Smoked Cheddar Burger with Apple Cherry Chutney

Pairs well with:

Sauvignon Blanc

With hints of passion fruit, melon, and citrus, this wine beckons you to kick back and find a perfect porch swing.

Recently I started making chutneys to go with different meat dishes.I was inspired by my daughter who makes a great Autumn chutney.
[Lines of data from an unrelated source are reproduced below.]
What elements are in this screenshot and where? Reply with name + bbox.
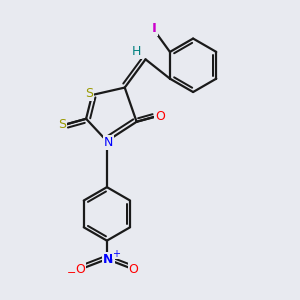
Text: S: S	[58, 118, 66, 131]
Text: N: N	[103, 253, 114, 266]
Text: H: H	[131, 44, 141, 58]
Text: O: O	[129, 263, 139, 276]
Text: +: +	[112, 249, 120, 259]
Text: I: I	[152, 22, 157, 34]
Text: O: O	[75, 263, 85, 276]
Text: O: O	[155, 110, 165, 123]
Text: S: S	[85, 87, 93, 100]
Text: N: N	[104, 136, 113, 149]
Text: −: −	[67, 268, 76, 278]
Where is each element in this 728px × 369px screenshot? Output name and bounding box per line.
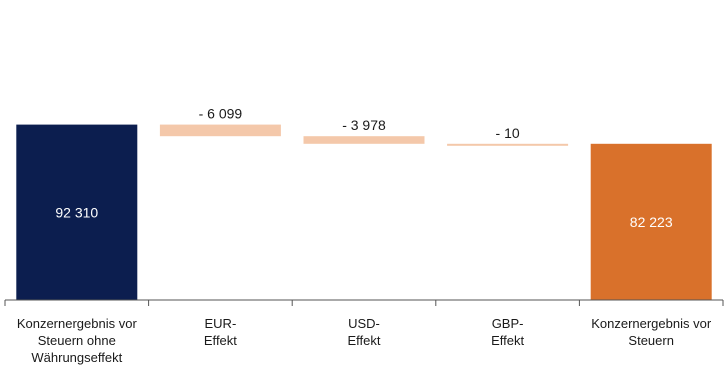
x-axis: [4, 299, 724, 306]
bar-5: [590, 143, 712, 300]
value-label-3: - 3 978: [342, 117, 386, 133]
bar-2: [159, 124, 281, 137]
category-label-3: USD-Effekt: [347, 316, 380, 348]
value-label-5: 82 223: [630, 214, 673, 230]
category-labels-group: Konzernergebnis vor Steuern ohne Währungse…: [17, 316, 712, 365]
value-labels-group: 92 310 - 6 099 - 3 978 - 10 82 223: [55, 106, 672, 230]
value-label-1: 92 310: [55, 204, 98, 220]
category-label-2: EUR-Effekt: [204, 316, 237, 348]
bars-group: [16, 124, 712, 300]
bar-4: [447, 143, 569, 146]
category-label-1: Konzernergebnis vor Steuern ohne Währungse…: [17, 316, 138, 365]
bar-1: [16, 124, 138, 300]
category-label-5: Konzernergebnis vor Steuern: [591, 316, 712, 348]
value-label-4: - 10: [496, 125, 520, 141]
category-label-4: GBP-Effekt: [491, 316, 524, 348]
value-label-2: - 6 099: [199, 106, 243, 122]
bar-3: [303, 136, 425, 144]
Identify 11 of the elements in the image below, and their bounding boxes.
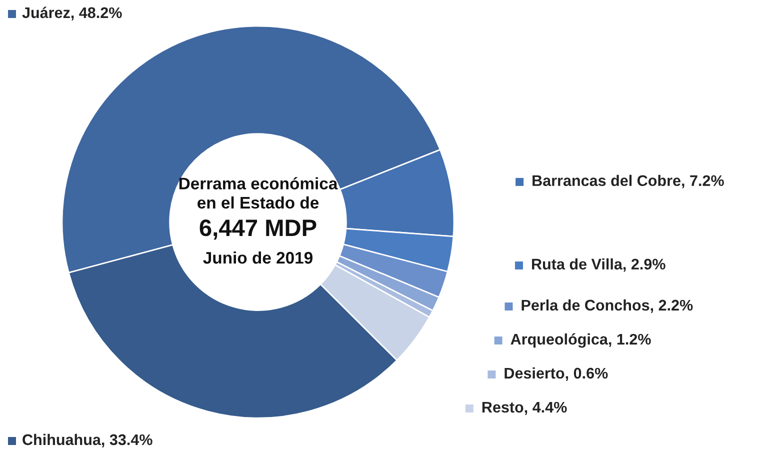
legend-label: Ruta de Villa, 2.9% bbox=[532, 258, 666, 272]
legend-label: Barrancas del Cobre, 7.2% bbox=[532, 174, 724, 188]
legend-label: Juárez, 48.2% bbox=[22, 6, 122, 20]
legend-label: Perla de Conchos, 2.2% bbox=[522, 299, 693, 313]
legend-label: Desierto, 0.6% bbox=[504, 367, 608, 381]
text: Derrama económica en el Estado de bbox=[179, 177, 338, 209]
text: 6,447 MDP bbox=[200, 219, 316, 240]
legend-label: Arqueológica, 1.2% bbox=[510, 333, 651, 348]
legend-label: Chihuahua, 33.4% bbox=[22, 434, 152, 448]
text: Junio de 2019 bbox=[203, 251, 312, 264]
legend-label: Resto, 4.4% bbox=[482, 402, 567, 415]
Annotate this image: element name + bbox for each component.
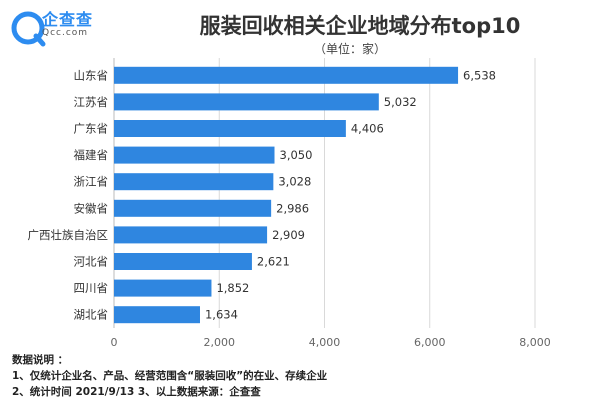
bar-7 bbox=[114, 253, 252, 270]
logo-icon bbox=[11, 11, 45, 45]
logo bbox=[11, 11, 46, 47]
logo-sub: Qcc.com bbox=[42, 28, 89, 38]
notes-line-2: 2、统计时间 2021/9/13 3、以上数据来源：企查查 bbox=[12, 386, 261, 398]
bar-8 bbox=[114, 279, 212, 297]
bar-0 bbox=[114, 66, 459, 84]
bar-1 bbox=[114, 93, 379, 111]
category-label-3: 福建省 bbox=[74, 148, 109, 162]
x-tick-label-3: 6,000 bbox=[414, 336, 446, 349]
category-label-4: 浙江省 bbox=[74, 175, 109, 189]
category-label-2: 广东省 bbox=[74, 122, 109, 136]
category-label-1: 江苏省 bbox=[74, 95, 109, 109]
bar-chart: 0 2,000 4,000 6,000 8,000 山东省 6,538 江苏省 5,032 广东省… bbox=[28, 58, 551, 349]
value-label-9: 1,634 bbox=[205, 308, 238, 322]
value-label-7: 2,621 bbox=[257, 255, 290, 269]
value-label-5: 2,986 bbox=[276, 201, 309, 215]
x-tick-label-4: 8,000 bbox=[519, 336, 551, 349]
logo-name: 企查查 bbox=[42, 10, 94, 29]
value-label-4: 3,028 bbox=[278, 175, 311, 189]
bar-2 bbox=[114, 120, 346, 137]
value-label-1: 5,032 bbox=[384, 95, 417, 109]
value-label-0: 6,538 bbox=[463, 68, 496, 82]
notes-line-1: 1、仅统计企业名、产品、经营范围含“服装回收”的在业、存续企业 bbox=[12, 370, 328, 382]
category-label-5: 安徽省 bbox=[74, 201, 109, 215]
unit-note: （单位：家） bbox=[313, 42, 386, 56]
value-label-8: 1,852 bbox=[216, 281, 249, 295]
value-label-6: 2,909 bbox=[272, 228, 305, 242]
category-label-7: 河北省 bbox=[74, 255, 109, 269]
x-tick-label-1: 2,000 bbox=[204, 336, 236, 349]
category-label-9: 湖北省 bbox=[74, 308, 109, 322]
chart-title: 服装回收相关企业地域分布top10 bbox=[199, 14, 521, 38]
data-notes: 数据说明 ： 1、仅统计企业名、产品、经营范围含“服装回收”的在业、存续企业 2… bbox=[12, 352, 327, 400]
category-label-0: 山东省 bbox=[74, 68, 109, 82]
bar-9 bbox=[114, 306, 200, 324]
value-label-2: 4,406 bbox=[351, 122, 384, 136]
notes-heading: 数据说明 ： bbox=[12, 354, 69, 366]
bar-5 bbox=[114, 199, 272, 217]
category-label-6: 广西壮族自治区 bbox=[28, 228, 109, 242]
bar-4 bbox=[114, 173, 274, 191]
x-tick-label-0: 0 bbox=[111, 336, 118, 349]
value-label-3: 3,050 bbox=[280, 148, 313, 162]
bar-3 bbox=[114, 146, 275, 164]
x-tick-label-2: 4,000 bbox=[309, 336, 341, 349]
bar-6 bbox=[114, 226, 268, 244]
category-label-8: 四川省 bbox=[74, 281, 109, 295]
When your contest came up this year it made me start testing chutneys and burgers so this burger was the result.


2/3 cup mayonnaise

2 tablespoons Colavita Aged Red wine Vinegar

2 tablespoons Colavita Extra Virgin Olive Oil

1/4 teaspoon garlic powder

1/2 teaspoon crushed dried Italian seasoning

1 teaspoon granulated sugar


2 cups chopped red onion

1/2 cup apple juice

2 cups peeled, cored, diced Granny Smith apples

1/2 cup dried tart cherries

3 tablespoons Colavita Aged Red Wine vinegar

1/4 cup brown sugar

1 tablespoon crushed crystallized ginger

1/2 teaspoons ground cardamom

1/4 teaspoon sea salt

1/2 teaspoons crushed red pepper flakes


1 1/4 pounds ground chuck

1 pound ground sirloin

2 tablespoons Worcestershire Sauce

2 teaspoon pressed fresh garlic

1 1/2 teaspoon sea salt

3/4 teaspoon ground black pepper

1/2 cup finely grated Smoked Cheddar cheese

9 ounces Smoked Cheddar cheese, cut into 6 slices

1/4 cup Colavita Extra Virgin Olive Oil-for rolls

6 Kaiser rolls-split horizontally

Vegetable oil for brushing grill rack

2 cups thinly sliced green cabbage-cut cabbage head into 4 sections then slice-about 1/2 head will be used depending on size


Pre heat gas grill to medium-high heat.

In a 2 cup bowl stir together the mayonnaise, vinegar, olive oil, garlic powder, Italian seasoning, and sugar, chill until ready to use.

Combine Chutney ingredients in a grill safe 2 quart sauce pan or a 10-inch grill safe skillet. Cook stirring occasionally for 12 to 15 minutes or until mixture begins to thicken and apples are tender. Remove from heat and cover until ready to use.

To make patties, combine the ground chuck, ground sirloin, Worcestershire Sauce, garlic, salt, pepper, and shredded cheese in a large bowl. Handling the meat as little as possible to a avoid compacting it, mix well. Divide the mixture into 6 equal portions, shape into 6 patties the size of the buns being used.

Brush cut sides of rolls with olive oil.

When grill is ready, brush the grill rack with oil. Place the patties on the rack, cover, cook, turning once until done to preference, 5 to 7 minutes per side for medium. During last 3 minutes of cooking, place cheese on patties and place rolls, cut side down, on the outer edges of the rack to toast lightly.

To build burger: On cut sides of roll bottoms, spread equal portions of mayonnaise, top with equal portions of cabbage, add patty and top patties with equal portions of chutney. Add roll top and serve.